Est-ce que cela vous amusait d’aller avec ce film à contre-courant du politiquement correct sur la question du consentement ?
Je ne suis jamais allé dans le politiquement correct et je n’irai jamais. Le politiquement correct, cela veut dire qu’on ne réfléchit pas, qu’on ne regarde pas réellement la réalité, qu’on est enfermé dans des concepts étriqués qui n’ont rien à voir avec la diversité humaine et sa poésie au fond, pour empêcher les gens de vivre. Et quand cela devient des doxas, une idéologie du bien et du mal, ce sont les Savonarole de la pensée et cela mène au fascisme, il faut quand même y songer. Et cela commence quand même maintenant à être du fanatisme. Il y a des lois pour déterminer ce qui est un crime et ce qui ne l’est pas, c’est suffisant et il ne faut pas que la bien-pensance impose aux artistes de bien penser. S’ils sont dans la bien-pensance, ils seront dans le conformisme, or être artiste, c’est créer, pas se conformer.

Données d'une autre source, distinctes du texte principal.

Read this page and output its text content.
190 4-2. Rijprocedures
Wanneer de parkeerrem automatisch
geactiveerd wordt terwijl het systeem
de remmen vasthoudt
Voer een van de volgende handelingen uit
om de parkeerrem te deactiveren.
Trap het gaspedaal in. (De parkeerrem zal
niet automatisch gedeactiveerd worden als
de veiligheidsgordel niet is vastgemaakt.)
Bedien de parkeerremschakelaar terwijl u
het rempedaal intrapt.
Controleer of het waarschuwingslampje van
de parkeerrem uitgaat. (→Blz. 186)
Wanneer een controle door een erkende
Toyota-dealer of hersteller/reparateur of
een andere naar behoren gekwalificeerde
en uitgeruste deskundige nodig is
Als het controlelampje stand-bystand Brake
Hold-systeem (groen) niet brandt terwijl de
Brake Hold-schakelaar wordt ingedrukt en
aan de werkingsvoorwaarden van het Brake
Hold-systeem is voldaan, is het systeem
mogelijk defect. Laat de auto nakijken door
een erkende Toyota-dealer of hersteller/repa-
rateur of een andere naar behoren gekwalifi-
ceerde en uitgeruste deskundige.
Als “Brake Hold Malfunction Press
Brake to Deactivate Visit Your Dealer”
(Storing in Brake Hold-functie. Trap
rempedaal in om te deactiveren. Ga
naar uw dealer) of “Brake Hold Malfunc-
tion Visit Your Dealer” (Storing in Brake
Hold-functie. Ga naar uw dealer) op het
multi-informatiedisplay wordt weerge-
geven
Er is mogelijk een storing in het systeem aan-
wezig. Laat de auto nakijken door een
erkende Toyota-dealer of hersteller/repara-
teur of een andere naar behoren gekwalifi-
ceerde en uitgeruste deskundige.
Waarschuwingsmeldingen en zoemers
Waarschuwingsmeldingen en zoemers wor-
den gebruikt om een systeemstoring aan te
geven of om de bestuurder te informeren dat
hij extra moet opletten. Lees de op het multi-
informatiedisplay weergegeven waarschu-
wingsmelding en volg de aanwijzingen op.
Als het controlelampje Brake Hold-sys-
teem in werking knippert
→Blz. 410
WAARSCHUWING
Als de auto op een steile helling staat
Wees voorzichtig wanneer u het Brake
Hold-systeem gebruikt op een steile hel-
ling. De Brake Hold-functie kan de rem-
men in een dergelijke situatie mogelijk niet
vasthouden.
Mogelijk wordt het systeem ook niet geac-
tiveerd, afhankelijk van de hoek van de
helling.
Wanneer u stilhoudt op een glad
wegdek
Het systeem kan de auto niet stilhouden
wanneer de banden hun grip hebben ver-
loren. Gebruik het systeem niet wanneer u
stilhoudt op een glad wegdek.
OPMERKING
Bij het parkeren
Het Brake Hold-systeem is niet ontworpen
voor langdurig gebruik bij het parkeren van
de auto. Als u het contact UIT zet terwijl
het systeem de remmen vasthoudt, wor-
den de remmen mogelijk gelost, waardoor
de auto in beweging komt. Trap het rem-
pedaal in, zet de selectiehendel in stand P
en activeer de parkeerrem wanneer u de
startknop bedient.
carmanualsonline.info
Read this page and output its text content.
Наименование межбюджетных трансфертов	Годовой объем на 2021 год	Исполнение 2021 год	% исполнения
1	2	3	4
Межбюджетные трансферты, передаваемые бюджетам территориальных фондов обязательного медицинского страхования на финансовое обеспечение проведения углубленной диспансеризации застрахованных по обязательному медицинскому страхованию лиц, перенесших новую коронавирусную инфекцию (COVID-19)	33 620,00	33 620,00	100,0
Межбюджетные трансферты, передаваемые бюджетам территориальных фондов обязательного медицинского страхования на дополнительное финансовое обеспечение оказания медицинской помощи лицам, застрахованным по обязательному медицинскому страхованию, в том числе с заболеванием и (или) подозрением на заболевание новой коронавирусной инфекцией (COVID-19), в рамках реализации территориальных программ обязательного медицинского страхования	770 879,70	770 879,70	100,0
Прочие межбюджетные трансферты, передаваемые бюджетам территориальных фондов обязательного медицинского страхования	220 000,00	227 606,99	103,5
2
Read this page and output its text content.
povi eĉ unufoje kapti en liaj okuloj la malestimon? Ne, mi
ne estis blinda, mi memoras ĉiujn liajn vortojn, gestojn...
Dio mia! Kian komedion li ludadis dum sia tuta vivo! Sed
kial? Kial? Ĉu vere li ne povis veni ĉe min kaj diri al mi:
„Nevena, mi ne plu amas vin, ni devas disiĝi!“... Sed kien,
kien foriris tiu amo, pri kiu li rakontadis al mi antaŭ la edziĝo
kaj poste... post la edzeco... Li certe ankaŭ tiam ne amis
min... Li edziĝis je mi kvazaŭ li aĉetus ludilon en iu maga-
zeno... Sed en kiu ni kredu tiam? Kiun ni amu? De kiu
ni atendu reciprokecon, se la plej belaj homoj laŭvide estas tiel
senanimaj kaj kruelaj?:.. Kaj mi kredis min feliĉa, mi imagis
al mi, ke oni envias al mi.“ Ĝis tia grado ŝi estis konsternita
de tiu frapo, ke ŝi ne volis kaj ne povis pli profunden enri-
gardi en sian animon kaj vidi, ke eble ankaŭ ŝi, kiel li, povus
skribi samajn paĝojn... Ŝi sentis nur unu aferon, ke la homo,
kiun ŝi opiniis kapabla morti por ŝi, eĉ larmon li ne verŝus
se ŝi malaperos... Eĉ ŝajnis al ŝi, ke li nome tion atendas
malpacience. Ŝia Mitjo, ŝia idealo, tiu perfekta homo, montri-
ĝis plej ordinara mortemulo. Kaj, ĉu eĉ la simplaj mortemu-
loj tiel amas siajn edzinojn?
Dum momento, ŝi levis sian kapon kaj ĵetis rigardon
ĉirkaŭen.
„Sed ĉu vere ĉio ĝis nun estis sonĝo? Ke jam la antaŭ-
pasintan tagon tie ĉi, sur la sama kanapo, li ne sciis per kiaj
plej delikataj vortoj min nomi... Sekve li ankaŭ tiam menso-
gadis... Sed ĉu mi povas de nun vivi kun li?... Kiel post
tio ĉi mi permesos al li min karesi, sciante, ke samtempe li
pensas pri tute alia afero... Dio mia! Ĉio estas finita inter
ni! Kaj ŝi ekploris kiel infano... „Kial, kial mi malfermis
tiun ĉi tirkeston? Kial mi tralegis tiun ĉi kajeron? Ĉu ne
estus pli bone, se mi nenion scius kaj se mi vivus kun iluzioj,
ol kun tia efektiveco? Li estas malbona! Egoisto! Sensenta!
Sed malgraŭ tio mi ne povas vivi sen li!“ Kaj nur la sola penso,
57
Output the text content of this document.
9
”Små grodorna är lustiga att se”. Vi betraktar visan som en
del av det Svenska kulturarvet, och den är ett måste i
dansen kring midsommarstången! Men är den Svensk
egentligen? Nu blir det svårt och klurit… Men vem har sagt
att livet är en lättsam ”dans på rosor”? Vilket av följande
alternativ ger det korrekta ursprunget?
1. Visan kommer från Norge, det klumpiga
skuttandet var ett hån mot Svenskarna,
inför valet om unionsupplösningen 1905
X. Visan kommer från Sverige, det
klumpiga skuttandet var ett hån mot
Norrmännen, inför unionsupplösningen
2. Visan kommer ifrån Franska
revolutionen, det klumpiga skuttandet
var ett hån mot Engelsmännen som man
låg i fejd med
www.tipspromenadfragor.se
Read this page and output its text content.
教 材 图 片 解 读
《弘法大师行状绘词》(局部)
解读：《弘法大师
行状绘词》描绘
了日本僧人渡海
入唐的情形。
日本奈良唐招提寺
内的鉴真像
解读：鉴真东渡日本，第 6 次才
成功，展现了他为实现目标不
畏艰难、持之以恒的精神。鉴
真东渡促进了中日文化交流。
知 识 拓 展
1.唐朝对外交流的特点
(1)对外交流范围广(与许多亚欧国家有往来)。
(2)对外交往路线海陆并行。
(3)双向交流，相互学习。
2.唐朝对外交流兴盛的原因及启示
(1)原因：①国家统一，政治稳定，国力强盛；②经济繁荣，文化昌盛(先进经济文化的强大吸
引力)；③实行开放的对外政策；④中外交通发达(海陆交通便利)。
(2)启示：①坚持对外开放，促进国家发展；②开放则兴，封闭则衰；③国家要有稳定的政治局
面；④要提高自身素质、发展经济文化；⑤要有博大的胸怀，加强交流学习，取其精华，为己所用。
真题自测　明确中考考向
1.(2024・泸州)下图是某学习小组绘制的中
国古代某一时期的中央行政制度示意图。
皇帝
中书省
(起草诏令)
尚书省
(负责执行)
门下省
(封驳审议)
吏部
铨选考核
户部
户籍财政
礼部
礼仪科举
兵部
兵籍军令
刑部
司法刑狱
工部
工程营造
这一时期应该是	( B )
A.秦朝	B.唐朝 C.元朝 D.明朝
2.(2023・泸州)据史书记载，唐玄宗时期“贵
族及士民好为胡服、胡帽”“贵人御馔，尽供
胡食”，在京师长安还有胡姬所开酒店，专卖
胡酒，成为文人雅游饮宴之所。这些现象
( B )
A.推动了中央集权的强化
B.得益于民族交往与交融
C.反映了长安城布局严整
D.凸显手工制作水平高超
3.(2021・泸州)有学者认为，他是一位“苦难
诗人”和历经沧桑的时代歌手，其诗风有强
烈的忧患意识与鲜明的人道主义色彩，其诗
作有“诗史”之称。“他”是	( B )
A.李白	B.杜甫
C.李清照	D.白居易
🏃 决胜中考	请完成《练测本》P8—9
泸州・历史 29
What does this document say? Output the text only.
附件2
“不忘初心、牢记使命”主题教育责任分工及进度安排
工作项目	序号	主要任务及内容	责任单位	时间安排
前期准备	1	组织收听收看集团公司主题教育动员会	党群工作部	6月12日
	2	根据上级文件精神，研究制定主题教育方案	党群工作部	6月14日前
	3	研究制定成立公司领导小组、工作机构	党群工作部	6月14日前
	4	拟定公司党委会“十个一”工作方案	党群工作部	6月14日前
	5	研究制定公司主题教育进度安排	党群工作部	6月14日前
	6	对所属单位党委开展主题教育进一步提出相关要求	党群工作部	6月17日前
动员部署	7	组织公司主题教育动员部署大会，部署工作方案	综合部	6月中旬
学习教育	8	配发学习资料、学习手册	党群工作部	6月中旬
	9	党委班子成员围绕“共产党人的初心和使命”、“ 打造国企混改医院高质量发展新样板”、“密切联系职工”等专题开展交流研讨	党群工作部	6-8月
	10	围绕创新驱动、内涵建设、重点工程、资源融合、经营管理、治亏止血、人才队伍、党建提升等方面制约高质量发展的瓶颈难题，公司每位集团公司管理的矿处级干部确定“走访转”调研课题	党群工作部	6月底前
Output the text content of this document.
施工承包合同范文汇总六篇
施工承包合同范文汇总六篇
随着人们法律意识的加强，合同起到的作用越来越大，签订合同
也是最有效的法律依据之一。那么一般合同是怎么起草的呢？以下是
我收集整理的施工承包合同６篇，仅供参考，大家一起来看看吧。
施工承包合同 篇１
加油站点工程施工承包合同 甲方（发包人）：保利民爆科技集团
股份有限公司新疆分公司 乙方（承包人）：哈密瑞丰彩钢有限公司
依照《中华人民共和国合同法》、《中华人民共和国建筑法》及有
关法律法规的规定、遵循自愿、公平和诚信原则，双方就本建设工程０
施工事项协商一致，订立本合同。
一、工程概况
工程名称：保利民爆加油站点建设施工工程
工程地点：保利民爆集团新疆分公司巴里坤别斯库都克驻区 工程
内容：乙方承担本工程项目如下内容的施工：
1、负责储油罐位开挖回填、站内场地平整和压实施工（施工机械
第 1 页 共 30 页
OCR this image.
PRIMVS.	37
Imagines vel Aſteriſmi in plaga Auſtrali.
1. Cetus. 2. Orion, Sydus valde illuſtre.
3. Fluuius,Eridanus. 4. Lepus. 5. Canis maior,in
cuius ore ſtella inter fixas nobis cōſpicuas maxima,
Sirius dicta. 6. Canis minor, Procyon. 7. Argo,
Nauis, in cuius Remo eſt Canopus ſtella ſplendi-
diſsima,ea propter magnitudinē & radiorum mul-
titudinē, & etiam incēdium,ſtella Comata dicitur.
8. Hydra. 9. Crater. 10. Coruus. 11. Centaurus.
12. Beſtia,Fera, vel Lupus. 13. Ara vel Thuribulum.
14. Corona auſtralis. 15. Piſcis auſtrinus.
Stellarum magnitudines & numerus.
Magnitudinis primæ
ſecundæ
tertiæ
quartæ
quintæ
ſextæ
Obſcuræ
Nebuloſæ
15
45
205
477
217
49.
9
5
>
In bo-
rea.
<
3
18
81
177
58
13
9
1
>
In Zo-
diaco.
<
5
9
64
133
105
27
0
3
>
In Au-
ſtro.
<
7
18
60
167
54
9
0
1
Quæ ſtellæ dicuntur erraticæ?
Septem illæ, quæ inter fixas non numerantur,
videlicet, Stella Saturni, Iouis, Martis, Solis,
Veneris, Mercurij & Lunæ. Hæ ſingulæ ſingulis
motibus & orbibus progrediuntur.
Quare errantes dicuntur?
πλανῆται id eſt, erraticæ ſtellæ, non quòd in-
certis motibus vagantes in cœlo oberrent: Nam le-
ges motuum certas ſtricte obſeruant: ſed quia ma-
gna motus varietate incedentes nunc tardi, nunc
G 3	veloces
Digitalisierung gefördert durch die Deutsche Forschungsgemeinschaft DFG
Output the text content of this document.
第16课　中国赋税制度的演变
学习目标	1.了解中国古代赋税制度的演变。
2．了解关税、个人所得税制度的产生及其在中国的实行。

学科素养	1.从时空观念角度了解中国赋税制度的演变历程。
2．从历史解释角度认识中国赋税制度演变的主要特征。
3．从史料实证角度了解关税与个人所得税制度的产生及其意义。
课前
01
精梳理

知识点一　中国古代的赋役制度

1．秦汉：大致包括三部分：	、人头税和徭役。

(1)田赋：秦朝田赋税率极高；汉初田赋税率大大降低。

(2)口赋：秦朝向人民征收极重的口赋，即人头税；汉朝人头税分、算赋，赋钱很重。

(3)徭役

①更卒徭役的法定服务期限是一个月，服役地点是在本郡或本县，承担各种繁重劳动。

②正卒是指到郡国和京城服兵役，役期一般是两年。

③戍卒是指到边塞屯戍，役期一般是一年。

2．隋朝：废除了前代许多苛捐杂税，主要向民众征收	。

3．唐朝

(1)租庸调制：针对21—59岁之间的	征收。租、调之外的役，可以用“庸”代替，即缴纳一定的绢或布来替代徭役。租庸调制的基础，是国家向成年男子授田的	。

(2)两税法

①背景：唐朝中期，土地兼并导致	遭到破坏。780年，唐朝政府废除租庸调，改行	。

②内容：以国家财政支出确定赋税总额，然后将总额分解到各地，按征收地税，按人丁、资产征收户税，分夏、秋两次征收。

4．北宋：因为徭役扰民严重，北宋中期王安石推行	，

Quel regard portez-vous maintenant sur votre réputation de cinéaste du corps et de la provocation ?
Je pense que c’est la société qui sent le moisi et je suis subversive. Je demande à ce que l’on reconsidère les choses que l’on a établies d’une manière qui est nocive, y compris notre construction mentale. Je veux bien être controversée, mais pas scandaleuse, et sulfureuse encore moins.